The bank selected Planit to deliver quality assurance for its new platform based on our expert knowledge and experience in building performance quality into the lifecycle of products and large programs of work. The reputation of our quality engineers, earned from successfully delivering projects for other customers, also enabled us to stand out from the competition.
Most competitors’ solutions are built on testing performance late in the release cycle using non-developer friendly tools and solutions. The bank preferred Planit’s approach for being congruous with the module and component-driven nature of their technology stack to capture performance related feedback of components early and continuously. Our approach was also built on the tooling and frameworks being developer and change friendly, as well as being platform agnostic.
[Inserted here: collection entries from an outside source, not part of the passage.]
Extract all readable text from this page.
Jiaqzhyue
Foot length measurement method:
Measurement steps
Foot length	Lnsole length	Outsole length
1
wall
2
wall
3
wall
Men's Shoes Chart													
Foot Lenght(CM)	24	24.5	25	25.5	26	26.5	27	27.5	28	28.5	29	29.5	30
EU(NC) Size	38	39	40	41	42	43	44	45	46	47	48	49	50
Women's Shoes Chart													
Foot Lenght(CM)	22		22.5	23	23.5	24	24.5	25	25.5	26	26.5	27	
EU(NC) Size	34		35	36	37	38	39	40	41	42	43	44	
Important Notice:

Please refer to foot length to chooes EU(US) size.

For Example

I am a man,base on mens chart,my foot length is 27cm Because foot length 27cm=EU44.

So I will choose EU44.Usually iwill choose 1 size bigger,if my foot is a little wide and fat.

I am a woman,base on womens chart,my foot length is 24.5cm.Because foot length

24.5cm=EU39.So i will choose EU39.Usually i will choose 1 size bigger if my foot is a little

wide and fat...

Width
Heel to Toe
To deliver the required level of quality for the new platform, we understood the importance of embedding performance into the software development lifecycle - the tools and frameworks would need to work properly with the technology stack and Cloud platform where services are deployed as containers.
To deliver upon the goals set for the new platform, a team of highly skilled technical engineers with the ability of quickly learn and adapt were carefully selected from Planit. They went on to:
- create a process to identify performance risks associated with new feature or change,
- define an approach to map performance risks to testing required at a component level and integrated level with integration boundaries defined,
- conduct performance testing at a component level,
- capture early performance feedback by embedded performance tests into the automated continuous integration (CI) process,
- and build a service virtualization solution to support component and compartmentalised integrated testing.
This approach was tailored based on the bank’s team structures and specific processes for the new platform were developed. The key focus was on pushing the responsibility of capturing performance feedback early and regularly to the component teams.
We carried out component testing coverage across three focus areas that directly impact customers. 26 services were also virtualized, including the asynchronous streaming/messaging layer. The tooling and frameworks were also built to have less maintenance overhead and be easily adopted by existing and new developers.
Integrated performance testing was built on top for added peace of mind, with the expectation of only finding performance issues related to integration between the components under load. Integrated performance testing capability was also set up for six key customer journeys using the service virtualization framework to decouple testing from legacy systems.
Since the technology stack used for the platform was new, it meant existing toolsets did not support them out of the box. The large number of moving pieces, data dependencies across components and legacy systems, and event-driven nature of the architecture also created unprecedented patterns associated with measuring performance.
The use of containerised deployment in Kubernetes clusters on Google Cloud, including the performance testing workloads, came with its own learning curve. On top of this, there were environments with different code release frequencies for different components to contend with.
These technical hurdles had the risk of negatively affecting the delivery of the new platform if not properly managed. Our quality engineers continually assessed any risks they uncovered and identified the necessary work required to mitigate them, as well as regularly customising our solutions to closely measure and accurately visualise performance.